Homem com capacete branco e planta segura projeto em canteiro de obra com prédio em construção ao fundo.

A disputa pela inteligência artificial deixou de ser apenas um debate sobre algoritmos: virou um confronto de concreto, energia e prazo de entrega.

Enquanto os EUA ainda negociam regras, licenças e prioridades, a China avança com obras e conexões elétricas em velocidade que muda o jogo.

Foi nesse tom que Jensen Huang, diretor-executivo da Nvidia, descreveu o duelo entre Washington e Pequim. Em vez de se apoiar em frases diplomáticas, ele apontou o ponto mais sensível: não basta projetar chips brilhantes - é preciso erguer data centers, garantir eletricidade estável e transformar silício em capacidade real de computação.

De reuniões a canteiros: a corrida da inteligência artificial vira obra

Huang levou essa mensagem ao Centro de Estudos Estratégicos e Internacionais (CSIS), em Washington, diante de uma plateia acostumada a pensar em geopolítica. O retrato que ele apresentou é desconfortável para os Estados Unidos.

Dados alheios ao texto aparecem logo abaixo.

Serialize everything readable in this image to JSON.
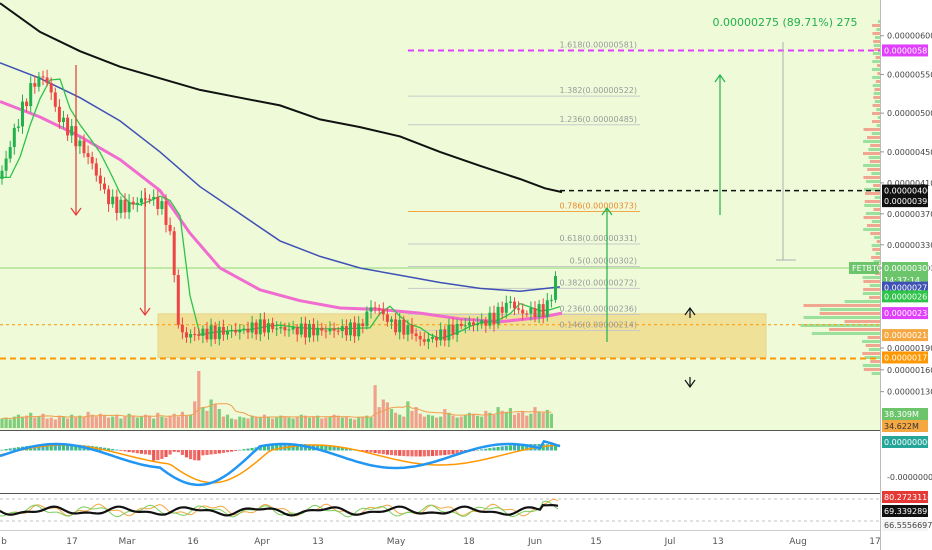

De um lado, os EUA seguem fortes no que costuma aparecer em apresentações: arquitetura de chips avançados, pesquisa em modelos de IA, gigantes de tecnologia com caixas bilionários. Do outro, patinam no essencial: tirar projetos do papel e colocar centros de dados para funcionar com rede elétrica confiável, infraestrutura pronta e cronograma previsível.

Na leitura de Huang, a verdadeira disputa da IA não se limita aos laboratórios: vence quem consegue levantar mais depressa prédios, cabos, subestações e usinas - tudo o que mantém os sistemas rodando.

Ele traduz essa diferença com um contraste duro: nos EUA, um grande data center pode levar até três anos entre a chegada das máquinas ao terreno e o início da operação de um supercomputador voltado a IA. Já na China, grandes empreendimentos de infraestrutura aparecem em semanas ou poucos meses, e não em anos.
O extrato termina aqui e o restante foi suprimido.